Cases like hers are rare, but they do exist. I think we all experience a little tinge of sadness at the thought of how brief those carefree days of childhood really are and how soon our kids will be loaded down with the responsibilities of adulthood. But let’s face it, mamas: We aren’t raising our kids to be kids. We’re raising them to be adults. We aren’t out to break any child labor laws, but neither do we want them growing up without a basic sense of responsibility and work ethic. And learning these values needs to begin early.
Terrible Reason #4: I have boys.
First of all, chores can go far beyond things like mopping and dusting and washing clothes. Granted, not as many boys are being raised on farms where they have to milk cows or clean out stalls, but grass has to be mowed and garages need to be swept and cars need to be washed. Boys (as well as girls) are often more than capable of tackling these tasks.
But it doesn’t hurt a boy to know how to run a vacuum cleaner or wash dishes! Keep in mind that your boys may very well spend some time out on their own unmarried, and they need to know how to take care of their places. But then what a BLESSING those boys could be to their future wives if their mamas have taught them how to do some basic housework!
Terrible Reason #5: It’s easier to just do it myself.
Okay, this is where I am most often guilty, guilty, guilty of making excuses for not teaching my kids to do chores.
It is often easier to just do it myself. That’s especially true when you first start teaching kids how to do chores. They have to be shown how to do a task, sometimes several times over. After that, they need to do it supervised until you’re fairly confident they know what to do and how to do it. But then when they start doing the chore on their own, they need to know Mom will be coming back to review their work and give her approval or make them do it again.
It’s not a quick and easy process. Some chores are easier for kids to master than others, but, yes, sometimes it seems easier to just do it ourselves.
But kids need to learn certain skills, and we’re not helping them or ourselves by not taking the time to teach them.
Do you make your kids do chores? What are the best lessons your kids have learned from doing chores? What chores do you have your children do on a regular basis?
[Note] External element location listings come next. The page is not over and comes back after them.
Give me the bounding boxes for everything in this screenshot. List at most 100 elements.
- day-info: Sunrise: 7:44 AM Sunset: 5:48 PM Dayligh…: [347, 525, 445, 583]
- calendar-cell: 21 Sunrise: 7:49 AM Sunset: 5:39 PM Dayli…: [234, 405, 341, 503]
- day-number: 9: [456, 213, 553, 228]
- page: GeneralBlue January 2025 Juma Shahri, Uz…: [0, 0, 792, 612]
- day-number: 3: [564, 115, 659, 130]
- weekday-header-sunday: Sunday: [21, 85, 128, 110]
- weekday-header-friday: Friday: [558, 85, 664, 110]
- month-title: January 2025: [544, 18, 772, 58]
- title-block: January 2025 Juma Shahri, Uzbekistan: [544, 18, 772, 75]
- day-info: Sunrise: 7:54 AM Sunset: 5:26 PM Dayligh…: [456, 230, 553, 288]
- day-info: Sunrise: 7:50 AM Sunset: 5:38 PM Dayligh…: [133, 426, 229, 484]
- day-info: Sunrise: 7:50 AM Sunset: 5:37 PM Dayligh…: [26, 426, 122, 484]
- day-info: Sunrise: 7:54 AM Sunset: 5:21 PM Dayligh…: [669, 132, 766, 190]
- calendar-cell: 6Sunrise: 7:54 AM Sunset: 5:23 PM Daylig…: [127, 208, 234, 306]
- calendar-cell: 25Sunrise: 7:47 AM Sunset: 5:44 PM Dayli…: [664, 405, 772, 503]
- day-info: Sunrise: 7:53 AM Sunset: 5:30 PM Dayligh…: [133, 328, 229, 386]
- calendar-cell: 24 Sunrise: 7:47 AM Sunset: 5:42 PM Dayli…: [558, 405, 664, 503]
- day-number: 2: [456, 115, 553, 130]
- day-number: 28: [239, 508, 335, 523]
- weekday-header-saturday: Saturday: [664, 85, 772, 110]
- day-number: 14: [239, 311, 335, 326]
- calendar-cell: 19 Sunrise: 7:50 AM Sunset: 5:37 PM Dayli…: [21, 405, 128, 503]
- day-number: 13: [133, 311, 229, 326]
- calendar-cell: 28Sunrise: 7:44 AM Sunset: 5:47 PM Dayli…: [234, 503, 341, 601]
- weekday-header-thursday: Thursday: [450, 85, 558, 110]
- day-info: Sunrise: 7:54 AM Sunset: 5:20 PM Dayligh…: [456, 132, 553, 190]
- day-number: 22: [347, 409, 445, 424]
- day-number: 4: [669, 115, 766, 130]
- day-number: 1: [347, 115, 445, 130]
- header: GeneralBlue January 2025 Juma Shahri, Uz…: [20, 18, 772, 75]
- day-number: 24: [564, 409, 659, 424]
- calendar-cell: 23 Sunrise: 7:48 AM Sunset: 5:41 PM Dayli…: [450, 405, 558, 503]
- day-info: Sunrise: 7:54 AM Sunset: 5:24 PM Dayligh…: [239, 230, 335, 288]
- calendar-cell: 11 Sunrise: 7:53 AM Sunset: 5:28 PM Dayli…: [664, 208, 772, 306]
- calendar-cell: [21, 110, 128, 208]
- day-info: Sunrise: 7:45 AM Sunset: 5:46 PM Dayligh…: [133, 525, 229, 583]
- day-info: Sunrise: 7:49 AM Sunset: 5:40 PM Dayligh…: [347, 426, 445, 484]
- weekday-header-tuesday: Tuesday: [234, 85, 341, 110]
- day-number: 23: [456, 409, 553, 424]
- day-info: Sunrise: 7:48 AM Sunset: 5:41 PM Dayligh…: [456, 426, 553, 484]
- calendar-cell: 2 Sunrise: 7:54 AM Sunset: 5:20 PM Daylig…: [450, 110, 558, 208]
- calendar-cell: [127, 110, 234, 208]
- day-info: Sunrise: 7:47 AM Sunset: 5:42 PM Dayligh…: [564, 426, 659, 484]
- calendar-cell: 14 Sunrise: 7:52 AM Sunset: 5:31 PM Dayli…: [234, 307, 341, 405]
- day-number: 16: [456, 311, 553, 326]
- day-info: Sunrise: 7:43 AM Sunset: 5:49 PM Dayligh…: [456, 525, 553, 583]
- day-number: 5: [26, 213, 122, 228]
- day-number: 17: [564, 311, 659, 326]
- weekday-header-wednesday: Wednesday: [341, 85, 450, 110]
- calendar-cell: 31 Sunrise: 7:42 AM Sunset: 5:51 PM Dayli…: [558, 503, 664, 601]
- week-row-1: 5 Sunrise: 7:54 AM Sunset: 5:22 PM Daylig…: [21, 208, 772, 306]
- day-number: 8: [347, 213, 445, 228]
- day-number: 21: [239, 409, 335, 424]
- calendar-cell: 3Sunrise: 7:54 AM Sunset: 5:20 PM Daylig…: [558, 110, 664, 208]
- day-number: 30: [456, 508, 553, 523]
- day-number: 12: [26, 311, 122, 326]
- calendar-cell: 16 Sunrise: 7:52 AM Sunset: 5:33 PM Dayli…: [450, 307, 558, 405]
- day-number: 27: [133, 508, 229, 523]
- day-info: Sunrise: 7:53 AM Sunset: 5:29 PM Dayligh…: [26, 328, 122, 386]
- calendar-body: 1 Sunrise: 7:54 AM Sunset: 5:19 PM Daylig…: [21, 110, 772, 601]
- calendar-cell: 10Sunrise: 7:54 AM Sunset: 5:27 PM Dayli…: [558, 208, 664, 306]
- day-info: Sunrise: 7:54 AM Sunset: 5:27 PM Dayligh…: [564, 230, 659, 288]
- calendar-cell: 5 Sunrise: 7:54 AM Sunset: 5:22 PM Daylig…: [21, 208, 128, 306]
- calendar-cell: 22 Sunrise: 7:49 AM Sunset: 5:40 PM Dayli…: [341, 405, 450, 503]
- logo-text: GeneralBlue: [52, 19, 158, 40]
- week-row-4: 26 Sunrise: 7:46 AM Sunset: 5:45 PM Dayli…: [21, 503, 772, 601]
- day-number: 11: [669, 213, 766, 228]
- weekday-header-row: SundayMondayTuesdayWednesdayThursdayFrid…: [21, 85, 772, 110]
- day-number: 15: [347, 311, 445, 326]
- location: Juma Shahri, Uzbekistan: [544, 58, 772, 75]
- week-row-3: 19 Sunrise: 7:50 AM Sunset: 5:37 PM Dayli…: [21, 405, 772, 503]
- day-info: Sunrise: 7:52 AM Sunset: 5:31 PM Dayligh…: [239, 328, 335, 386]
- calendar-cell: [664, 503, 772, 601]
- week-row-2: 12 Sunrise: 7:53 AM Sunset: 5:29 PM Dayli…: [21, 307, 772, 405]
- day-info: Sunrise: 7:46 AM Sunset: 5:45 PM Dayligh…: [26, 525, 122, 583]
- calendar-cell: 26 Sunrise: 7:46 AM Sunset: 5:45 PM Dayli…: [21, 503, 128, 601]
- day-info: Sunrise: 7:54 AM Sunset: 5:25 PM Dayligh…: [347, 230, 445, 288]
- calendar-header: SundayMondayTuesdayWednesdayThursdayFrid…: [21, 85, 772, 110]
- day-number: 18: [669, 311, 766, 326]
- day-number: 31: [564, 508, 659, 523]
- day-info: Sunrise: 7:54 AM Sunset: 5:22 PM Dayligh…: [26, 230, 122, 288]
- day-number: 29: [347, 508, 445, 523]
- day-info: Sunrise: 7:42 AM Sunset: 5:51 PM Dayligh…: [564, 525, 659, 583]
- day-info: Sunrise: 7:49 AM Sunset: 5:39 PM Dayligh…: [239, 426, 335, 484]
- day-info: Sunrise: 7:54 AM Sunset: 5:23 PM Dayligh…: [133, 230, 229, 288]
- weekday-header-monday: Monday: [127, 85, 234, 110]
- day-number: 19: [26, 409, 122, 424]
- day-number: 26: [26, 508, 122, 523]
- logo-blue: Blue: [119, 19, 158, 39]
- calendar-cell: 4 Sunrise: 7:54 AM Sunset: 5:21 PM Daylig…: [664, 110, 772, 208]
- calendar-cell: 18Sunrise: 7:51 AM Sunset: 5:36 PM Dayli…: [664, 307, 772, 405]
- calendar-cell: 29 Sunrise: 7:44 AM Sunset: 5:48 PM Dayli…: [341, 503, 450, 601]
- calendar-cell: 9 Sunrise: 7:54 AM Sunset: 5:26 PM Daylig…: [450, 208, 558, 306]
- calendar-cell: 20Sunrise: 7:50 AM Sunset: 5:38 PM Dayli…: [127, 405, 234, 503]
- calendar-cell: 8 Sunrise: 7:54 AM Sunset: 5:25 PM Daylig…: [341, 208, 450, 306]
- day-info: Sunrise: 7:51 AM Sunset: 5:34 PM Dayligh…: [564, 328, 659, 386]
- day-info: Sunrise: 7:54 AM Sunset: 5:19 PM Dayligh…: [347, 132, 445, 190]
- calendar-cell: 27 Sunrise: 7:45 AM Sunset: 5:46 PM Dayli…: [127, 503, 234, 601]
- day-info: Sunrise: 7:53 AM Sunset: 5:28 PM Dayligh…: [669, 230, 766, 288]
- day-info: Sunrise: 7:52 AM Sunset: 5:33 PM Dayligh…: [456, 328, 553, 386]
I should have known you were religious. The Bible is an open cesspool of misogyny, so it makes sense that on terrible reason 4, not once do you say that a woman isn’t required to do housework. All you do is assign chores based on gender roles (a woman can also take out trash and mow her own lawn) and think of a man who knows how to do “basic housework” as a “blessing,” but not something that should 100% be the norm. They shouldn’t learn housework because they may live alone without a woman around to be their maid,. They should learn housework because it’s not up to just a woman to keep the house they SHARE clean. Give up sexism and try feminism. It’ll change your life.
We believe all people should strive to be a blessing to other people–regardless of gender. Family members should especially strive to be a blessing to the people they live with. It is a fact of life that housework and yardwork must be done, and spouses (and children) who work together make the home a happier, nicer place to be.